21La volonté de saisir une société dans son entier face à la catastrophe rend nécessaire la recherche d’une structure narrative adaptée. L’architecture que l’on retrouve dans Les Biens de ce monde et Les Feux de l’automne, déterminée par la recherche d’une forme nouvelle pour représenter les événements, apparaît insuffisante et inappropriée à Irène Némirovsky : dans ces romans, on suivait les vicissitudes des personnages de la Première à la Seconde Guerre mondiale et l’attention se focalisait sur le parallélisme entre les deux guerres et sur le caractère cyclique des rapports générationnels, un thème cher à l’auteure. Cette réitération, à la fois générationnelle et historique, rassurante en ce qu’elle contribuait à relativiser l’impact du bouleversement, est remise en question dans Tempête en juin par une conflagration dont l’issue imprévisible ne saurait être mise sur le même pied que la précédente, si ce n’est partiellement.
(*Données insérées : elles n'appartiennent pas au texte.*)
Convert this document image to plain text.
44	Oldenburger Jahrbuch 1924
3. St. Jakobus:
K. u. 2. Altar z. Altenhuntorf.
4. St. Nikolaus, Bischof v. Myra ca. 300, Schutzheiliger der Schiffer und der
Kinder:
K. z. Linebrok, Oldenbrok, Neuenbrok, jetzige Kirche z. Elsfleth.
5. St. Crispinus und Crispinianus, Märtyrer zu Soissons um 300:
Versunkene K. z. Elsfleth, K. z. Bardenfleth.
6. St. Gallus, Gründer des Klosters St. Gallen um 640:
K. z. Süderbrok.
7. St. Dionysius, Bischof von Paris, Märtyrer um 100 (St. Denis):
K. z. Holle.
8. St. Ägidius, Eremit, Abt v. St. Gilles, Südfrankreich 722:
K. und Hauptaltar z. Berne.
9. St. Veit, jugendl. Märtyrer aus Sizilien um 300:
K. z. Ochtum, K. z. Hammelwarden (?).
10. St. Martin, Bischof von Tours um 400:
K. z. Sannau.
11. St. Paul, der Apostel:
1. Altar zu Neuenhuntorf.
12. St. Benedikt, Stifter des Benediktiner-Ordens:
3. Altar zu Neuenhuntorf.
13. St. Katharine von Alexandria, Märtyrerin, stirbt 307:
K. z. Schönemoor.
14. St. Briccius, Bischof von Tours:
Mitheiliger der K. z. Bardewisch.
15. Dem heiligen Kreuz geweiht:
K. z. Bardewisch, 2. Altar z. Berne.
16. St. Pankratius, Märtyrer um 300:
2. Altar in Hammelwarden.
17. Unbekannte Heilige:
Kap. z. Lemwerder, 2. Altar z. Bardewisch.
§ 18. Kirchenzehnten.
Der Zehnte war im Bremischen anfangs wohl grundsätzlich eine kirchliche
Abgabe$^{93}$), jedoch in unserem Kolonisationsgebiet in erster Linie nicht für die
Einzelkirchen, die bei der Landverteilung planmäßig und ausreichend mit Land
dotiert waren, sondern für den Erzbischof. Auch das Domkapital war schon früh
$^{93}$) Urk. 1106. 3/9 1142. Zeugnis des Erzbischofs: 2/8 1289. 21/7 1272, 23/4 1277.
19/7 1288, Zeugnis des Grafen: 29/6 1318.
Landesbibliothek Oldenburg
  • 37 Sur la relation entre récits de guerre et construction de la mémoire collective, voir A. Casadei, L (...)
  • 38 W. Benjamin, Il narratore. Considerazioni sull’opera di Nicola Leskov, in Id., Angelus Novus, [1962 (...)
  • 39 A. Barbieri, art. cit., p. 35.

22Certains éléments historiques alimentent la rupture de la répétitivité : non seulement il n’y a rien dans cette guerre qui mérite d’être gravé dans la mémoire collective37, mais des changements cruciaux sont intervenus à propos de la Grande Guerre. Au cours de celle-ci, les civils étaient tenus à l’écart de ce qui se jouait sur le front et les soldats en offraient de maigres récits, ainsi que le théorise Benjamin38 et le met en scène Némirovsky dans En raison des circonstance Lors de la Seconde Guerre mondiale les frontières entre population civile et militaires se sont brouillées39, et l’ensemble de la société est plus clairement impliqué dans le conflit : dans Tempête en juin, ce qui se trouve au premier plan et détermine la structure du récit, justement, c’est la manière dont la catastrophe ébranle véritablement l’ensemble de la société tel un cataclysme, et non plus la simple répétition des événements. La seule cyclicité encore en vigueur est celle de la nature : la pratique de l’ekphrasis et de l’hypotypose que l’on retrouve dans la description de l’espace ne constitue pas une fin en soi mais elle vient souligner la petitesse des inquiétudes des hommes, comparativement à la nature qui suit son cours, indifférente.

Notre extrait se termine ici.